1-03-13. Cheaper in Bulk

2.X/1. Getting Started

1-03-13. Cheaper in Bulk

drscg 2017. 10. 1. 09:55

In the same way that mget allows us to retrieve multiple documents at once, the bulk API allows us to make multiple create, index, update, or delete requests in a single step. This is particularly useful if you need to index a data stream such as log events, which can be queued up and indexed in batches of hundreds or thousands.
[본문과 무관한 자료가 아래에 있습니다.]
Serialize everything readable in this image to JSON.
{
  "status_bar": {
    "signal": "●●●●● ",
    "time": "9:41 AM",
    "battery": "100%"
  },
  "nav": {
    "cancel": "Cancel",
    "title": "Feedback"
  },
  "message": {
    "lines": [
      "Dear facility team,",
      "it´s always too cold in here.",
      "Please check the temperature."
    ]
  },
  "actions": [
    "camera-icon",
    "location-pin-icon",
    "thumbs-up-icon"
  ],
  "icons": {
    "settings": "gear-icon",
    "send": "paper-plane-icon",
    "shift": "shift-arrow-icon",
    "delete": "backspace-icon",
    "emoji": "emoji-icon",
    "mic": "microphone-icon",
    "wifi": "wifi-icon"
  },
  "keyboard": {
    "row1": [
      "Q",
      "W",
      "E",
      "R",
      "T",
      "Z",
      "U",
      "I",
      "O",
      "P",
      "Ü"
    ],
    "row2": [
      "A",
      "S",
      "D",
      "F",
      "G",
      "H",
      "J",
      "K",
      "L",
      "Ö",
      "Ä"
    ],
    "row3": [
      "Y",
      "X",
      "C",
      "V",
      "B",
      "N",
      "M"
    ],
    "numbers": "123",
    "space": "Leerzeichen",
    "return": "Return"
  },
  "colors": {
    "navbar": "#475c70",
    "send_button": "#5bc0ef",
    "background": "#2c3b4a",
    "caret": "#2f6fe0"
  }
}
mget 이 다수의 document를 한번에 가져오는 것과 마찬가지로, bulk API는 다수의 create, index, update, delete request를 한 번에 처리한다. log events 같은 데이터를 색인해야 한다면, 굉장히 유용하다. 이것은 수백, 수천을 대기하게 하고, 일괄 색인할 수 있다.

The bulk request body has the following, slightly unusual, format:

bulk request body는 아래와 같은데, 약간 색다른 format이다.

{ action: { metadata }}\n
{ request body        }\n
{ action: { metadata }}\n
{ request body        }\n
...

This format is like a stream of valid one-line JSON documents joined together by newline (\n) characters. Two important points to note:

이 형태는 유효한 한 줄의 JSON document와 줄 바꿈 문자(\n)를 함께 결합한 stream 과 같다. 두 가지 중요한 사항을 주의하자.
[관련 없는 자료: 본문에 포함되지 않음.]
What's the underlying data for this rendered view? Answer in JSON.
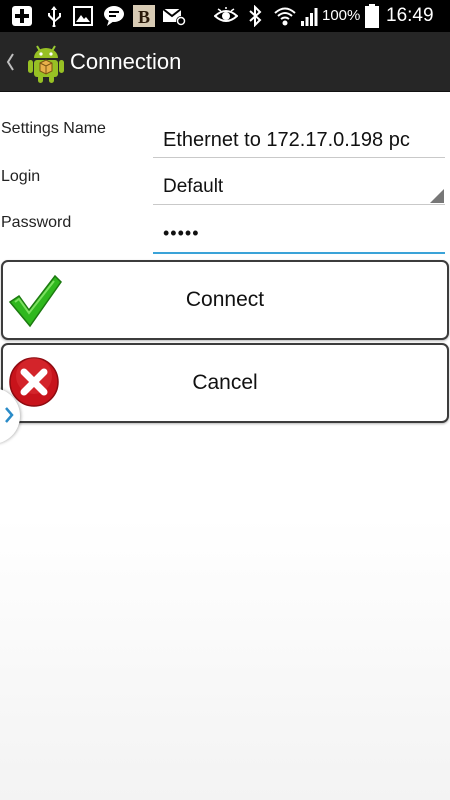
{
  "status_bar": {
    "battery_percent": "100%",
    "time": "16:49",
    "notification_icons": [
      "plus-box-icon",
      "usb-icon",
      "image-icon",
      "chat-bubble-icon",
      "b-app-icon",
      "mail-icon"
    ],
    "system_icons": [
      "eye-icon",
      "bluetooth-icon",
      "wifi-icon",
      "signal-icon",
      "battery-icon"
    ]
  },
  "action_bar": {
    "title": "Connection",
    "app_icon": "android-robot-icon"
  },
  "form": {
    "settings_name_label": "Settings Name",
    "settings_name_value": "Ethernet to 172.17.0.198 pc",
    "login_label": "Login",
    "login_value": "Default",
    "password_label": "Password",
    "password_value": "•••••"
  },
  "buttons": {
    "connect_label": "Connect",
    "cancel_label": "Cancel"
  },
  "colors": {
    "status_bar_bg": "#000000",
    "action_bar_bg": "#262626",
    "focus_underline": "#3aa3d8",
    "check_green": "#2fb81d",
    "cancel_red": "#c8131b"
  }
}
Every line must end with a newline character (\n), including the last line. These are used as markers to allow for efficient line separation.
모든 라인은 마지막 라인을 포함하여, 줄 바꿈 문자(\n)로 끝나야 한다. 이것은 효율적인 라인 구분을 위한 구분자로 사용된다.
The lines cannot contain unescaped newline characters, as they would interfere with parsing. This means that the JSON must not be pretty-printed.
라인은 분석에 방해가 되는, unescaped된 줄 바꿈 문자(\n)를 포함할 수 없다. 즉, JSON이 pretty-print되어서는 안 된다.

In Why the Funny Format?, we explain why the bulk API uses this format.

Why the Funny Format?에서, 왜 bulk API가 이 형식을 사용하는지를 설명할 것이다.

The action/metadata line specifies what action to do to which document.

action/metadata 라인은 어느(which) document 에 어떤 동작(what action) 을 할 것인지를 지정하는 것이다.

The action must be one of the following:

action 은 아래 값 중의 하나여야 한다.

create

Create a document only if the document does not already exist. See Creating a New Document.

document가 아직 존재하지 않는 경우에만 document를 생성한다. Creating a New Document을 참고하자.

index

Create a new document or replace an existing document. See Indexing a Document and Updating a Whole Document.

새로운 document를 생성하거나, 기존의 document를 대체한다. Indexing a Document and Updating a Whole Document을 참고하자.

update

Do a partial update on a document. See Partial Updates to Documents.

특정 document에 대한 부분적인 업데이트를 한다. Partial Updates to Documents를 참고하자.

delete

Delete a document. See Deleting a Document.

document를 삭제한다. Deleting a Document를 참고하자.

The metadata should specify the _index, _type, and _id of the document to be indexed, created, updated, or deleted.

metadata 는 색인, 생성, 수정, 삭제하려는 document의 _index, _type 그리고 _id 를 지정해야 한다.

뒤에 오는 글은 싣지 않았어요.